A modular cryptocurrency factor research and backtesting framework, designed for rapid prototyping and evaluation of alpha signals.
This project enables systematic fetching, storage, analysis, and backtesting of crypto market data, facilitating research into single-factor and multi-factor portfolio strategies.
CryptoPredictor/
├── data/ # Data fetching and storage scripts
├── signal/ # Signal (factor) implementations
├── cfg/ # Signal configuration files
├── backtest/ # Backtesting engine
├── utils/ # Utility functions
├── requirements.txt
└── README.md
Clone the repository and install all dependencies:
pip install -r requirements.txt
A custom-designed data/crawl.py
script automatically collects and organizes diverse market datasets:
- Spot prices
- Futures market data (price, open interest)
- Funding rates
- Trading volumes and liquidity indicators
Data are stored in data/storage/
, enabling reproducible research without reliance on third-party APIs at runtime.
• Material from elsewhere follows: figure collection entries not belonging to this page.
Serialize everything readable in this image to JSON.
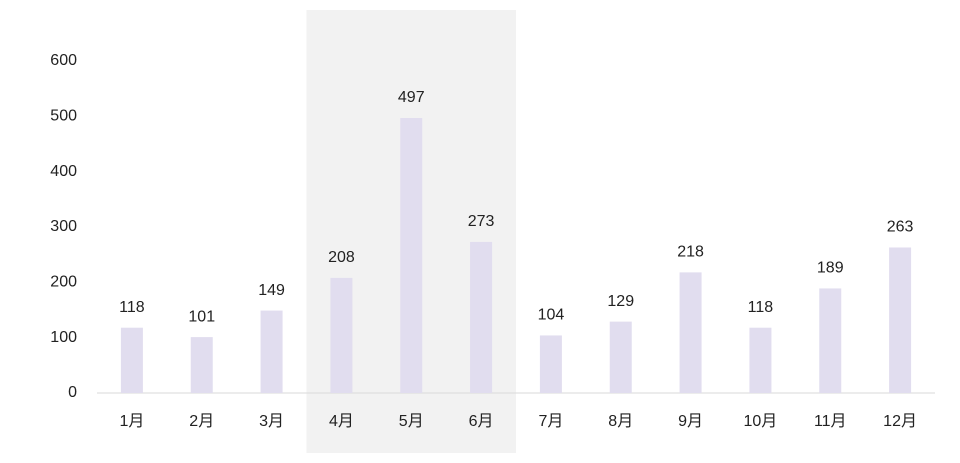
{
  "chart_data": {
    "type": "bar",
    "categories": [
      "1月",
      "2月",
      "3月",
      "4月",
      "5月",
      "6月",
      "7月",
      "8月",
      "9月",
      "10月",
      "11月",
      "12月"
    ],
    "values": [
      118,
      101,
      149,
      208,
      497,
      273,
      104,
      129,
      218,
      118,
      189,
      263
    ],
    "color": "#e1ddef",
    "ylim": [
      0,
      600
    ],
    "yticks": [
      0,
      100,
      200,
      300,
      400,
      500,
      600
    ],
    "grid": false,
    "highlight_categories": [
      3,
      4,
      5
    ],
    "highlight_color": "#f2f2f2"
  }
}
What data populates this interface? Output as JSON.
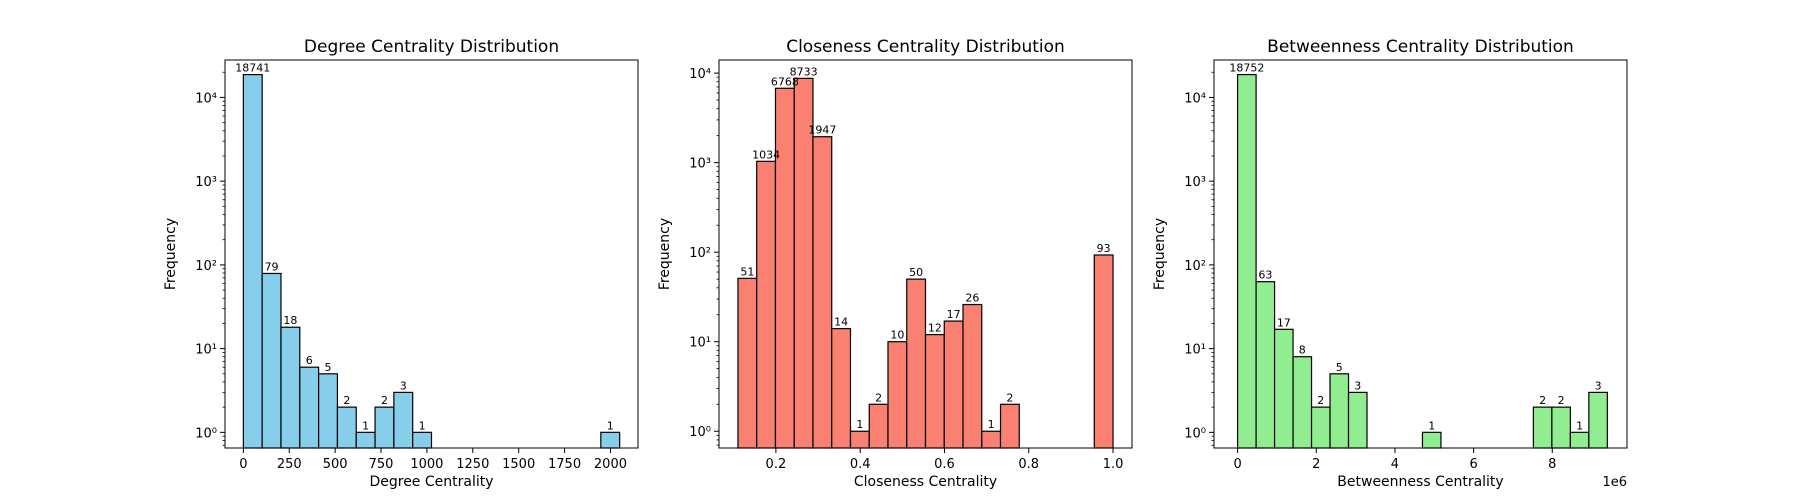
{
  "chart_data": [
    {
      "type": "bar",
      "title": "Degree Centrality Distribution",
      "xlabel": "Degree Centrality",
      "ylabel": "Frequency",
      "yscale": "log",
      "xlim": [
        -100,
        2150
      ],
      "ylim": [
        0.65,
        28000
      ],
      "color": "#87ceeb",
      "xticks": [
        0,
        250,
        500,
        750,
        1000,
        1250,
        1500,
        1750,
        2000
      ],
      "xtick_labels": [
        "0",
        "250",
        "500",
        "750",
        "1000",
        "1250",
        "1500",
        "1750",
        "2000"
      ],
      "yticks": [
        1,
        10,
        100,
        1000,
        10000
      ],
      "ytick_labels": [
        "10⁰",
        "10¹",
        "10²",
        "10³",
        "10⁴"
      ],
      "bin_edges": [
        0,
        102.5,
        205,
        307.5,
        410,
        512.5,
        615,
        717.5,
        820,
        922.5,
        1025,
        1127.5,
        1230,
        1332.5,
        1435,
        1537.5,
        1640,
        1742.5,
        1845,
        1947.5,
        2050
      ],
      "values": [
        18741,
        79,
        18,
        6,
        5,
        2,
        1,
        2,
        3,
        1,
        0,
        0,
        0,
        0,
        0,
        0,
        0,
        0,
        0,
        1
      ],
      "labels": [
        "18741",
        "79",
        "18",
        "6",
        "5",
        "2",
        "1",
        "2",
        "3",
        "1",
        "",
        "",
        "",
        "",
        "",
        "",
        "",
        "",
        "",
        "1"
      ]
    },
    {
      "type": "bar",
      "title": "Closeness Centrality Distribution",
      "xlabel": "Closeness Centrality",
      "ylabel": "Frequency",
      "yscale": "log",
      "xlim": [
        0.065,
        1.045
      ],
      "ylim": [
        0.65,
        14000
      ],
      "color": "#fa8072",
      "xticks": [
        0.2,
        0.4,
        0.6,
        0.8,
        1.0
      ],
      "xtick_labels": [
        "0.2",
        "0.4",
        "0.6",
        "0.8",
        "1.0"
      ],
      "yticks": [
        1,
        10,
        100,
        1000,
        10000
      ],
      "ytick_labels": [
        "10⁰",
        "10¹",
        "10²",
        "10³",
        "10⁴"
      ],
      "bin_edges": [
        0.11,
        0.1545,
        0.199,
        0.2435,
        0.288,
        0.3325,
        0.377,
        0.4215,
        0.466,
        0.5105,
        0.555,
        0.5995,
        0.644,
        0.6885,
        0.733,
        0.7775,
        0.822,
        0.8665,
        0.911,
        0.9555,
        1.0
      ],
      "values": [
        51,
        1034,
        6768,
        8733,
        1947,
        14,
        1,
        2,
        10,
        50,
        12,
        17,
        26,
        1,
        2,
        0,
        0,
        0,
        0,
        93
      ],
      "labels": [
        "51",
        "1034",
        "6768",
        "8733",
        "1947",
        "14",
        "1",
        "2",
        "10",
        "50",
        "12",
        "17",
        "26",
        "1",
        "2",
        "",
        "",
        "",
        "",
        "93"
      ]
    },
    {
      "type": "bar",
      "title": "Betweenness Centrality Distribution",
      "xlabel": "Betweenness Centrality",
      "ylabel": "Frequency",
      "yscale": "log",
      "x_offset_label": "1e6",
      "xlim": [
        -0.6,
        9.9
      ],
      "ylim": [
        0.65,
        28000
      ],
      "color": "#90ee90",
      "xticks": [
        0,
        2,
        4,
        6,
        8
      ],
      "xtick_labels": [
        "0",
        "2",
        "4",
        "6",
        "8"
      ],
      "yticks": [
        1,
        10,
        100,
        1000,
        10000
      ],
      "ytick_labels": [
        "10⁰",
        "10¹",
        "10²",
        "10³",
        "10⁴"
      ],
      "bin_edges": [
        0,
        0.47,
        0.94,
        1.41,
        1.88,
        2.35,
        2.82,
        3.29,
        3.76,
        4.23,
        4.7,
        5.17,
        5.64,
        6.11,
        6.58,
        7.05,
        7.52,
        7.99,
        8.46,
        8.93,
        9.4
      ],
      "values": [
        18752,
        63,
        17,
        8,
        2,
        5,
        3,
        0,
        0,
        0,
        1,
        0,
        0,
        0,
        0,
        0,
        2,
        2,
        1,
        3
      ],
      "labels": [
        "18752",
        "63",
        "17",
        "8",
        "2",
        "5",
        "3",
        "",
        "",
        "",
        "1",
        "",
        "",
        "",
        "",
        "",
        "2",
        "2",
        "1",
        "3"
      ]
    }
  ]
}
The fetching system supports periodic updates, ensuring that datasets remain fresh for ongoing research and model retraining.
python data/crawl.py
✅ Highlights:
- Robust local data pipeline
- Support for multiple market features
- Designed for large-scale historical analysis
Each factor is implemented as a self-contained Python class and is paired with a JSON configuration for parameter control. The standardized interface allows factors to be seamlessly integrated into the backtesting framework.
- Analyze the correlation between the factor and future returns.
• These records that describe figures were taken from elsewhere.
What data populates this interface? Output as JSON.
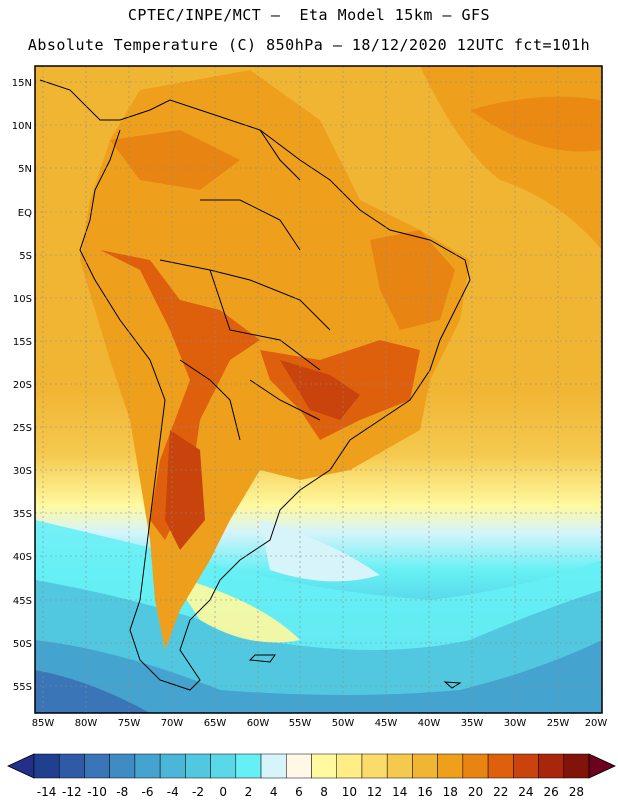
{
  "header": {
    "line1": "CPTEC/INPE/MCT –  Eta Model 15km – GFS",
    "line2": "Absolute Temperature (C) 850hPa – 18/12/2020 12UTC fct=101h"
  },
  "map": {
    "lat_labels": [
      "15N",
      "10N",
      "5N",
      "EQ",
      "5S",
      "10S",
      "15S",
      "20S",
      "25S",
      "30S",
      "35S",
      "40S",
      "45S",
      "50S",
      "55S"
    ],
    "lon_labels": [
      "85W",
      "80W",
      "75W",
      "70W",
      "65W",
      "60W",
      "55W",
      "50W",
      "45W",
      "40W",
      "35W",
      "30W",
      "25W",
      "20W"
    ]
  },
  "colorbar": {
    "labels": [
      "-14",
      "-12",
      "-10",
      "-8",
      "-6",
      "-4",
      "-2",
      "0",
      "2",
      "4",
      "6",
      "8",
      "10",
      "12",
      "14",
      "16",
      "18",
      "20",
      "22",
      "24",
      "26",
      "28"
    ],
    "colors": [
      "#1f3f8f",
      "#2e5aa6",
      "#3a75b8",
      "#3f8cc4",
      "#45a3cf",
      "#4bb6d8",
      "#52c8e0",
      "#5ad8e8",
      "#66f0f5",
      "#d6f4fa",
      "#fff8e6",
      "#fff9a0",
      "#ffee85",
      "#fbdc6a",
      "#f5c94e",
      "#f1b534",
      "#eea01c",
      "#e88411",
      "#df600c",
      "#c9430c",
      "#a8260c",
      "#821309"
    ],
    "left_cap": "#22308a",
    "right_cap": "#6e0020"
  }
}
- Test adaptability across different market regimes (bull, bear, sideways).
- Automatically log and visualize performance metrics.
To develop a new signal:
- Create a Python class in
signal/
. - Create a corresponding JSON config in
cfg/
. - Ensure class name, filename, and config name are consistent.
Example:
# Backtest a specific signal
python -m backtest.test_factor Cross
✅ Highlights:
- Clean plug-and-play factor design
- Config-driven parameterization
- Full historical backtesting with visualization
Multiple validated factors are aggregated to build a diversified multi-signal portfolio:
- Simple weighted combinations or dynamic weighting schemes
- Risk-parity, Sharpe-optimized, or regime-dependent factor models
- Full portfolio backtesting, including drawdown, volatility, turnover metrics
To run portfolio backtests:
python -m backtest.factor_model
✅ Highlights:
- Modular factor ensemble system
- Optimized for robustness and stability
- Supports rapid experimentation with different portfolio construction methods
- Built an end-to-end crypto research infrastructure from data ingestion to backtesting.
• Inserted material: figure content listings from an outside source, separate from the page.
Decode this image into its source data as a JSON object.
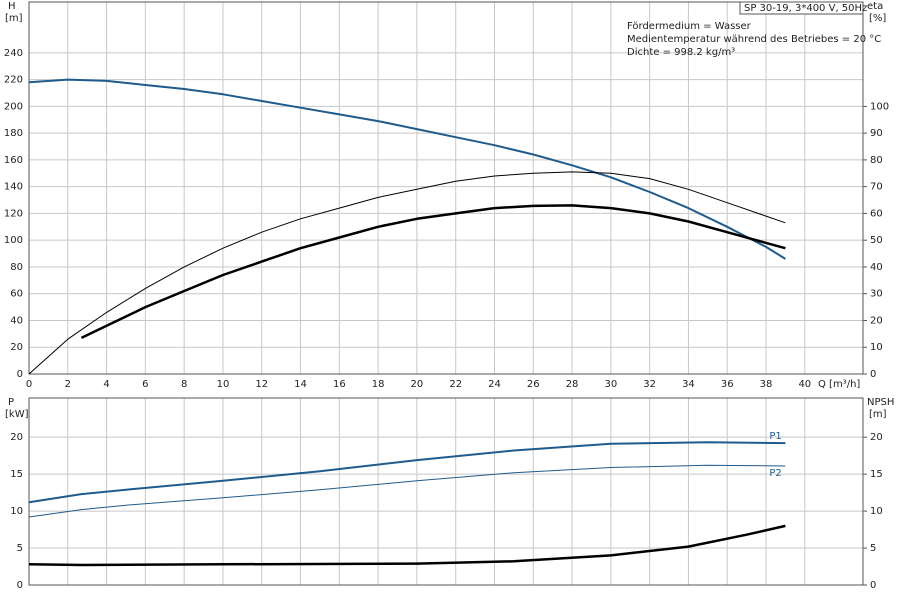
{
  "chart_data": [
    {
      "type": "line",
      "title": "SP 30-19, 3*400 V, 50Hz",
      "annotations": [
        "Fördermedium = Wasser",
        "Medientemperatur während des Betriebes = 20 °C",
        "Dichte = 998.2 kg/m³"
      ],
      "xlabel": "Q [m³/h]",
      "ylabel": [
        "H",
        "[m]"
      ],
      "y2label": [
        "eta",
        "[%]"
      ],
      "xlim": [
        0,
        43
      ],
      "xticks": [
        0,
        2,
        4,
        6,
        8,
        10,
        12,
        14,
        16,
        18,
        20,
        22,
        24,
        26,
        28,
        30,
        32,
        34,
        36,
        38,
        40
      ],
      "ylim": [
        0,
        278
      ],
      "yticks": [
        0,
        20,
        40,
        60,
        80,
        100,
        120,
        140,
        160,
        180,
        200,
        220,
        240
      ],
      "y2lim": [
        0,
        139
      ],
      "y2ticks": [
        0,
        10,
        20,
        30,
        40,
        50,
        60,
        70,
        80,
        90,
        100
      ],
      "grid": true,
      "series": [
        {
          "color": "#1f5b8c",
          "width": 2,
          "x": [
            0,
            2,
            4,
            6,
            8,
            10,
            12,
            14,
            16,
            18,
            20,
            22,
            24,
            26,
            28,
            30,
            32,
            34,
            36,
            38,
            39
          ],
          "values": [
            218,
            220,
            219,
            216,
            213,
            209,
            204,
            199,
            194,
            189,
            183,
            177,
            171,
            164,
            156,
            147,
            136,
            124,
            110,
            95,
            86
          ]
        },
        {
          "color": "#000000",
          "width": 1,
          "axis": "y2",
          "x": [
            0,
            2,
            4,
            6,
            8,
            10,
            12,
            14,
            16,
            18,
            20,
            22,
            24,
            26,
            28,
            30,
            32,
            34,
            36,
            38,
            39
          ],
          "values": [
            0,
            13,
            23,
            32,
            40,
            47,
            53,
            58,
            62,
            66,
            69,
            72,
            74,
            75,
            75.5,
            75,
            73,
            69,
            64,
            59,
            56.5
          ]
        },
        {
          "color": "#000000",
          "width": 2.5,
          "axis": "y2",
          "x": [
            2.7,
            4,
            6,
            8,
            10,
            12,
            14,
            16,
            18,
            20,
            22,
            24,
            26,
            28,
            30,
            32,
            34,
            36,
            38,
            39
          ],
          "values": [
            13.5,
            18,
            25,
            31,
            37,
            42,
            47,
            51,
            55,
            58,
            60,
            62,
            62.8,
            63,
            62,
            60,
            57,
            53,
            49,
            47
          ]
        }
      ]
    },
    {
      "type": "line",
      "ylabel": [
        "P",
        "[kW]"
      ],
      "y2label": [
        "NPSH",
        "[m]"
      ],
      "xlim": [
        0,
        43
      ],
      "ylim": [
        0,
        25.3
      ],
      "yticks": [
        0,
        5,
        10,
        15,
        20
      ],
      "y2lim": [
        0,
        25.3
      ],
      "y2ticks": [
        0,
        5,
        10,
        15,
        20
      ],
      "grid": true,
      "series": [
        {
          "name": "P1",
          "color": "#1f5b8c",
          "width": 2,
          "x": [
            0,
            2.7,
            5,
            10,
            15,
            20,
            25,
            30,
            35,
            39
          ],
          "values": [
            11.2,
            12.3,
            12.9,
            14.1,
            15.4,
            16.9,
            18.2,
            19.1,
            19.3,
            19.2
          ]
        },
        {
          "name": "P2",
          "color": "#1f5b8c",
          "width": 1,
          "x": [
            0,
            2.7,
            5,
            10,
            15,
            20,
            25,
            30,
            35,
            39
          ],
          "values": [
            9.2,
            10.2,
            10.8,
            11.8,
            12.9,
            14.1,
            15.2,
            15.9,
            16.2,
            16.1
          ]
        },
        {
          "color": "#000000",
          "width": 2.5,
          "axis": "y2",
          "x": [
            0,
            2.7,
            10,
            20,
            25,
            30,
            34,
            37,
            39
          ],
          "values": [
            2.8,
            2.7,
            2.8,
            2.9,
            3.2,
            4.0,
            5.2,
            6.8,
            8.0
          ]
        }
      ]
    }
  ]
}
- Designed a flexible factor engine allowing fast prototyping of signals.
- Implemented robust local storage system to decouple research from API rate limits and network instability.
- Structured backtesting framework with consistent interfaces and extensible design patterns.
- Enabled scalable factor combination experiments, supporting multi-signal portfolio strategies.
- Add live trading simulation
- Enhance signal ensemble models using machine learning techniques
- Expand to additional asset classes (e.g., altcoins, options)
Stable for research use.
Continuously improving modularity and performance based on experimental results.